Still, experiencing these issues can pave the way for future reinforcement.
“These events could highlight weaknesses that lead to better solutions. Just as early Internets had to overcome outages, Crypto is still evolving to meet real-world demands,” added D’Nofrio.
Existing features within Crypto technology already allow for some offline use, and by extending these, it could provide a clear direction for development.
Offline cryptographic potential provides a faint light of resilience
Certain existing cryptocurrency systems already incorporate several design features that reduce reliance on stable power grids.
“Some hardware wallets with long battery life and offline capabilities offer a glimpse of resilience, especially with peer-to-peer transfers,” says Newson.
D’Onofrio pointed out other available tools, but he revealed that it lacked the widespread adoption and ease of use required for widespread use.
“There are some interesting developments, such as satellite nodes, mesh networks, or ultra-low power wallets. These systems are working on more resilience, but have not yet been widely adopted. Currently, most crypto ecosystems still rely on traditional infrastructures.
Similar considerations have arisen when discussing the possibilities of decentralized physical infrastructure networks (depins) to reduce overall dependence on centralized power grids.
Can Depin make cryptographic networks more resilient?
Dep gained significant traction in the crypto sector last year, last year, as it could use blockchain and token rewards to manage, own and operate infrastructure. Today, the Depin industry boasts a market capitalization of over $19 billion and trading volume of over $1 billion.
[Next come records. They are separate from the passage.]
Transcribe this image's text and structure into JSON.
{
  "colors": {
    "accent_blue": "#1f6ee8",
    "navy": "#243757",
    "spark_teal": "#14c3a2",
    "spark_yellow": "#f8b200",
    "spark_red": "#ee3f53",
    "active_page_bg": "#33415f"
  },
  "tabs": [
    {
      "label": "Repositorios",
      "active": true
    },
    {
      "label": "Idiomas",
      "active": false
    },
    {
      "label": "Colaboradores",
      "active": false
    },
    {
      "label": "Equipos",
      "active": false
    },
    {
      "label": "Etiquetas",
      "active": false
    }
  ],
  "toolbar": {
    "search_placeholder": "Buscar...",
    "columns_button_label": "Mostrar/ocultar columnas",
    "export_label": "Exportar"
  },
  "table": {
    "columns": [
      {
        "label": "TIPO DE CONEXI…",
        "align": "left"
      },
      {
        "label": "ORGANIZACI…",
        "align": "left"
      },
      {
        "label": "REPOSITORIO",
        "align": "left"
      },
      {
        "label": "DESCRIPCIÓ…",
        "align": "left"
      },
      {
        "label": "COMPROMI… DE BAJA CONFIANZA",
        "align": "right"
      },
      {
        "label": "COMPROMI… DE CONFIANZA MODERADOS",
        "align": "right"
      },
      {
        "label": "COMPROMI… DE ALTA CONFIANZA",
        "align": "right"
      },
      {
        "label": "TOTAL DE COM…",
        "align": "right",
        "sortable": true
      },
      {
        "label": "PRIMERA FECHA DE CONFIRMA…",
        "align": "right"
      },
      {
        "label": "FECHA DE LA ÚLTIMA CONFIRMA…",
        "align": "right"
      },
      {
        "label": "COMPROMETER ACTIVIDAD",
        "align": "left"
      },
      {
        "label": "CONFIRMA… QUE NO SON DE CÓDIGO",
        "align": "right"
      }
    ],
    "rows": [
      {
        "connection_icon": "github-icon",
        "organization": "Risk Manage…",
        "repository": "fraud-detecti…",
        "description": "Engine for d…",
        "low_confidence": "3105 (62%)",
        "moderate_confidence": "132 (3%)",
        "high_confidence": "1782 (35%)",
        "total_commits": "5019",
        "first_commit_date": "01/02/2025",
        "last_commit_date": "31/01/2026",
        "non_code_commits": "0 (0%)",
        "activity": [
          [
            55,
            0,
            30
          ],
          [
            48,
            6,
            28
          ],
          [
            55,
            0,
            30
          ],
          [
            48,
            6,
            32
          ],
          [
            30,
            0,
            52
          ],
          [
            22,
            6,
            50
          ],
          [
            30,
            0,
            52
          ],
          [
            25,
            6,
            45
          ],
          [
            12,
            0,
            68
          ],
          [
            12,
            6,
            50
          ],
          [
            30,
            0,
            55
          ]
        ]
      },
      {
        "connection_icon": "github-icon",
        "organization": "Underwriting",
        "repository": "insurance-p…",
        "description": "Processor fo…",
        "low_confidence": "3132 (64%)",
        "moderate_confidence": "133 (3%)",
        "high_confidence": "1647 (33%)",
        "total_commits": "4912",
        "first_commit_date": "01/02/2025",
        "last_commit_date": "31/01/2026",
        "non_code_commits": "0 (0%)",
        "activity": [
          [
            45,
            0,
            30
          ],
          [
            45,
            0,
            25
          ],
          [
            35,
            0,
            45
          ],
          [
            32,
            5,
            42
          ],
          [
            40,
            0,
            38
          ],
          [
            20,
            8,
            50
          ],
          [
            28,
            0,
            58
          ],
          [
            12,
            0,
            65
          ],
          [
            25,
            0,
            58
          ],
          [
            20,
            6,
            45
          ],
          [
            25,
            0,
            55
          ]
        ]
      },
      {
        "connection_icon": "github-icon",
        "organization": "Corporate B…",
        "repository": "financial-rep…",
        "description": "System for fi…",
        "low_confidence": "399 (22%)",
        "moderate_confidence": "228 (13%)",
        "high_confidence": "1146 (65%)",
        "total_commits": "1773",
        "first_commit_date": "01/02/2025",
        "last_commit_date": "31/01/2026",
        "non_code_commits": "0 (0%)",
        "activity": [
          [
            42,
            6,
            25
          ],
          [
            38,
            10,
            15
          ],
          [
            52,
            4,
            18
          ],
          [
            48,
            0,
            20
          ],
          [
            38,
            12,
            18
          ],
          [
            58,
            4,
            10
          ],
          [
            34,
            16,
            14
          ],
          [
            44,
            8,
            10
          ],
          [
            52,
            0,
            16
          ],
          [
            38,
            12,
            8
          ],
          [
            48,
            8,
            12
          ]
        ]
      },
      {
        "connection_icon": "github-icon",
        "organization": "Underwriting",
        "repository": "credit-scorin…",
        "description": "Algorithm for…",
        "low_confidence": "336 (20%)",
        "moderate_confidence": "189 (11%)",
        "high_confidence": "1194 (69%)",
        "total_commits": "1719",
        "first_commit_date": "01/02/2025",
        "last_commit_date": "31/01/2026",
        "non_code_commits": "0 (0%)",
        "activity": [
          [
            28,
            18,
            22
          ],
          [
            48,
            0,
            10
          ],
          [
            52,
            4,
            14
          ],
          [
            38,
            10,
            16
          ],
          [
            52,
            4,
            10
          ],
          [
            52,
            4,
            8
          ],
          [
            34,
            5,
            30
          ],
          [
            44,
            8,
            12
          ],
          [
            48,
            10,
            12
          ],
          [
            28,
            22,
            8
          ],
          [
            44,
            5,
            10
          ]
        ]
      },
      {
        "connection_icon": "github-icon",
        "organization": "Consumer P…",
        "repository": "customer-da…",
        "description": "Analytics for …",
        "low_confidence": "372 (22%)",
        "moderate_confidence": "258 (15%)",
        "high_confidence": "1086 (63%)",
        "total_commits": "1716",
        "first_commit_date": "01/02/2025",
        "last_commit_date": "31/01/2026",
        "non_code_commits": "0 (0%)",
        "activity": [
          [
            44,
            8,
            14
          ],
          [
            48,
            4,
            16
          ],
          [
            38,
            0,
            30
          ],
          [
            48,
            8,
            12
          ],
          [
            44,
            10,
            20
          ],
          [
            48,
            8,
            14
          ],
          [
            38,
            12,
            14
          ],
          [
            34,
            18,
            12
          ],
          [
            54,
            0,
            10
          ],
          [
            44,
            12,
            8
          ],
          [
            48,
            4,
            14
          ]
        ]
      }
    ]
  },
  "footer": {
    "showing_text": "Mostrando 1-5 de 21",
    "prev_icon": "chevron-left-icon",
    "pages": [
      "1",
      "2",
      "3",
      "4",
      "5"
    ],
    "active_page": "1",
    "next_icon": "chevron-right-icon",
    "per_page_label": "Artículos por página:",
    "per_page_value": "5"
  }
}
Top Depincoin by market capitalization. Source: Coingecko
These networks are increasingly promoting network connectivity and community-based access to power. Some experts have suggested that the technology may help mitigate the impact of outages affecting centralized distribution channels.
“In theory, territory could increase the resilience of the grid and potentially reduce the chances of a national blackout. They would introduce flexibility and programmaticity that would theoretically promote demand response programs and encourage them to adjust energy usage during peak times,” Louie noted.
At the same time, he pointed out that Depins alone cannot provide a complete solution to large-scale problems such as widespread power outages.
“However, it is too early to think of Depins as a comprehensive solution that can solve the country’s electricity stability problems on its own. Rather, it should help reduce grid stress and demonstrate the value of depins in a real world setting by focusing on target integration into existing grid infrastructure,” Louie added.
From his point of view, D’Onofrio said Depins could provide a more complete solution when combined with other tools that enhance local resilience to these threats.
“There is a possibility that there will be more integration with distributed infrastructure, such as community-run mesh networks and solar nodes. When combined with tools such as delayed broadcast wallets and peer-to-peer communication protocols, these systems can continue to be encrypted even if traditional services go down.
Despite that difference, crypto and traditional finance ultimately tackle many of the same underlying issues when operating amidst infrastructure disruptions.
Policy Solutions for a Resilient Digital Economy
Last week’s blackouts on the Iberian Peninsula highlighted the enduring importance of cash as a financial lifeline in a time of crisis. With the global economic system relying on digital finance, experts highlighted the need of policymakers to develop lasting solutions that ensure infrastructure resilience and emergency preparedness.
“Policymakers must treat infrastructure resilience as a bedrock in digital finance, including diversifying energy sources, supporting local microgrids, encouraging offline crypto solutions, and regulatory frameworks.
Going forward, the strength of the digital economy will be determined by its physical infrastructure, and by prioritizing it, it could position cryptos for long-term success.